Halifax County moonshine trial opens in Roanoke court

Two people are on trial after authorities found a still they say put out 600 gallons in a week.

Holding up a plastic jug of moonshine for everyone to see, federal prosecutor Sharon Burnham told a jury Monday it came from a still site that put out 600 such gallon jugs in a week.

At that rate, the Halifax County moonshine operation would have produced 43,200 gallons of illegal liquor -- some of it bound for as far away as Philadelphia -- by the time federal agents closed it down in April 2006.

In a trial scheduled to last all week in U.S. District Court in Roanoke, authorities are alleging that Jody Alton Smith Sr. of Franklin County was behind the operation. Assisting him was Margaret Rigney Smith of Pittsylvania County, Burnham said.

Surveillance camera footage, land records, receipts for the sale of moonshine ingredients, other documents and possibly the testimony of co-defendants are all expected to play a part in what the defense called a purely circumstantial case.

After summarizing the many pieces of evidence in opening statements, Burnham told the jury that in the end, their sixth sense should lead them to guilty verdicts.

As for the other senses, Burnham advised jurors against the use of taste, pointing to the jug of moonshine. "I don't think the judge will approve of you tasting the evidence," she said.

Jody Smith's attorney, Gilbert Davis of Fairfax, said it's no secret that his client grew up in what's known as the moonshine capital of the world. "Some folks in Franklin County think it's a cultural heritage, rightly or wrongly," said Davis, who gained national prominence for representing Paula Jones, the woman who sued Bill Clinton for sexual harassment.

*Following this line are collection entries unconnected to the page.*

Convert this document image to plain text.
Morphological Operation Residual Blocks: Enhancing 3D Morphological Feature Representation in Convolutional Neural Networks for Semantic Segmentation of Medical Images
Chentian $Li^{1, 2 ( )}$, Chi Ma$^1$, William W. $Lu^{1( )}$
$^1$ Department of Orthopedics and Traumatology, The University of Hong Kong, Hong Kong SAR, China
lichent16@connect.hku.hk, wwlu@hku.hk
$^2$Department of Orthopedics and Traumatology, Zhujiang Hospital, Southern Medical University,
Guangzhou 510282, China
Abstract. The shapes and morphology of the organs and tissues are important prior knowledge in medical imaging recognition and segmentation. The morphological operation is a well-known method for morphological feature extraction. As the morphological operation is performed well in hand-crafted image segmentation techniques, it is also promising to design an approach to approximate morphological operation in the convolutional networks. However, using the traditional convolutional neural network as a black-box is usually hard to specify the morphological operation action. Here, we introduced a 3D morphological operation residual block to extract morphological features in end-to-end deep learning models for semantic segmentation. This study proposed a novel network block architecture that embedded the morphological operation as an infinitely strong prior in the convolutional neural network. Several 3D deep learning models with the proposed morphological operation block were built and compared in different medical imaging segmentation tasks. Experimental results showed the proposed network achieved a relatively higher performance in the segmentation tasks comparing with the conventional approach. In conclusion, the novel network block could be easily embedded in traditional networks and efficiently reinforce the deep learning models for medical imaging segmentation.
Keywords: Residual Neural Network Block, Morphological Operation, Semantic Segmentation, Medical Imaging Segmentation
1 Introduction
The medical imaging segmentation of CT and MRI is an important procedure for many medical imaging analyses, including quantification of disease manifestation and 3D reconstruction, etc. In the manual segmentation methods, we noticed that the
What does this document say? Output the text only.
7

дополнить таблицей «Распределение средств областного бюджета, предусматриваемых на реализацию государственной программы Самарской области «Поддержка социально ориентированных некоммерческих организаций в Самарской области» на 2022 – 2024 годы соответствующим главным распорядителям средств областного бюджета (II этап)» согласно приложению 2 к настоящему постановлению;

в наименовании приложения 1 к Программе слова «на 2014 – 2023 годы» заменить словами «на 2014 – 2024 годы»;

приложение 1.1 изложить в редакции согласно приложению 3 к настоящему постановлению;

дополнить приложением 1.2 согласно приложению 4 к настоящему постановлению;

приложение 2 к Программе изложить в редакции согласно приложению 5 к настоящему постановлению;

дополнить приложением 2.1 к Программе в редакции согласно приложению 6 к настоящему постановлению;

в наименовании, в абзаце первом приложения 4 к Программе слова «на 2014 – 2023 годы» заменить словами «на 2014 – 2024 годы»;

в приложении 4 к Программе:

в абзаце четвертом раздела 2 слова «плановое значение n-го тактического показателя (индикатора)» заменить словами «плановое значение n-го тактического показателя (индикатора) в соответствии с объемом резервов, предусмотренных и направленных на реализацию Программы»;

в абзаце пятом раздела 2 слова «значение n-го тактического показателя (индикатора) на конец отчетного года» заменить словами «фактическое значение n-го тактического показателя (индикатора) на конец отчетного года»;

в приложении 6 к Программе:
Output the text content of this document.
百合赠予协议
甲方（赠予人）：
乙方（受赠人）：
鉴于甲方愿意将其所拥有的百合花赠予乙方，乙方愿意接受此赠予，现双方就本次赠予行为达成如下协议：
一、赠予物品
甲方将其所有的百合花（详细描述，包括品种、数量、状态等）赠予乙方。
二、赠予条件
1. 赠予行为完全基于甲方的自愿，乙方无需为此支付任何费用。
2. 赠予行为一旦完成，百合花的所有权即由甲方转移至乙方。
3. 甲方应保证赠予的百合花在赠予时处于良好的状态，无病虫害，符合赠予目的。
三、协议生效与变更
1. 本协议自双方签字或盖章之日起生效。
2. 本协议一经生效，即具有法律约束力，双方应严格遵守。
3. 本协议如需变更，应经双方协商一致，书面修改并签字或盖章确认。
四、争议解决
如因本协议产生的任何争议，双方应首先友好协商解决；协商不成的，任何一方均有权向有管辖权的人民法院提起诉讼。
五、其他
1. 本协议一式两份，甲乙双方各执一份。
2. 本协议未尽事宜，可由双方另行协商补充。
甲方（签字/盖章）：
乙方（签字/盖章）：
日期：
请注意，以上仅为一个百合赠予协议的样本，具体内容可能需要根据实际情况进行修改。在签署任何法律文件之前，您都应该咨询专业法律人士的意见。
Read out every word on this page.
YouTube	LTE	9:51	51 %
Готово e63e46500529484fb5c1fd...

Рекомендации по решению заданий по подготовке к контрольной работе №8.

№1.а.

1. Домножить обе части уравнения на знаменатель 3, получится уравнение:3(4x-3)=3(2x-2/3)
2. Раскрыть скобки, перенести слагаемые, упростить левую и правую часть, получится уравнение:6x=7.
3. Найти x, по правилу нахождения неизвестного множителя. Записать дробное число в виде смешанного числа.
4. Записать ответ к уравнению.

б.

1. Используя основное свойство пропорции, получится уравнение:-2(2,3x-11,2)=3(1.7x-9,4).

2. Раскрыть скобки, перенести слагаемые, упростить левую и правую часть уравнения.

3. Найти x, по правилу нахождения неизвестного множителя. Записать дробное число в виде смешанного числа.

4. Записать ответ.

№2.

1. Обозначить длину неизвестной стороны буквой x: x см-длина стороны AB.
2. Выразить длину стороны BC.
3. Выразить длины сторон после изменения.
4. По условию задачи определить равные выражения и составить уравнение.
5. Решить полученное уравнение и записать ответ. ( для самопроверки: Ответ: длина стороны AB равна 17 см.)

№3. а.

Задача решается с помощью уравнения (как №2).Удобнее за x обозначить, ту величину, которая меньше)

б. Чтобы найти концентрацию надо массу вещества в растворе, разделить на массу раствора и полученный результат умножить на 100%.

While Smith, 61, had some ties to the 6-acre site on which the moonshine was produced, the government will not be able to prove that he was involved in anything illegal, Davis said.

In his opening statement, Davis suggested that the four Franklin County men who pleaded guilty last week to assisting in the conspiracy were far more involved than what they told authorities.

Surveillance cameras set up by federal investigators showed Smith at a site where one of several buildings housed four 1,200-gallon pots used to make moonshine. But the property was also used as a hunt club, Davis said, and the government has no evidence to place Smith in the same building as the stills.

"He knows people who do make this stuff," Davis said. "You can't live in Franklin County and not know someone who does."

Prosecutors say that Margaret Smith assisted Jody Smith by taking over the mortgages for the property from him. The Smiths are not related.

Margaret Smith's attorney, Phillip Lingafelt of Roanoke, told the jury that she never set foot on the site and was busy two counties away taking care of her dying mother and dealing with her own health problems.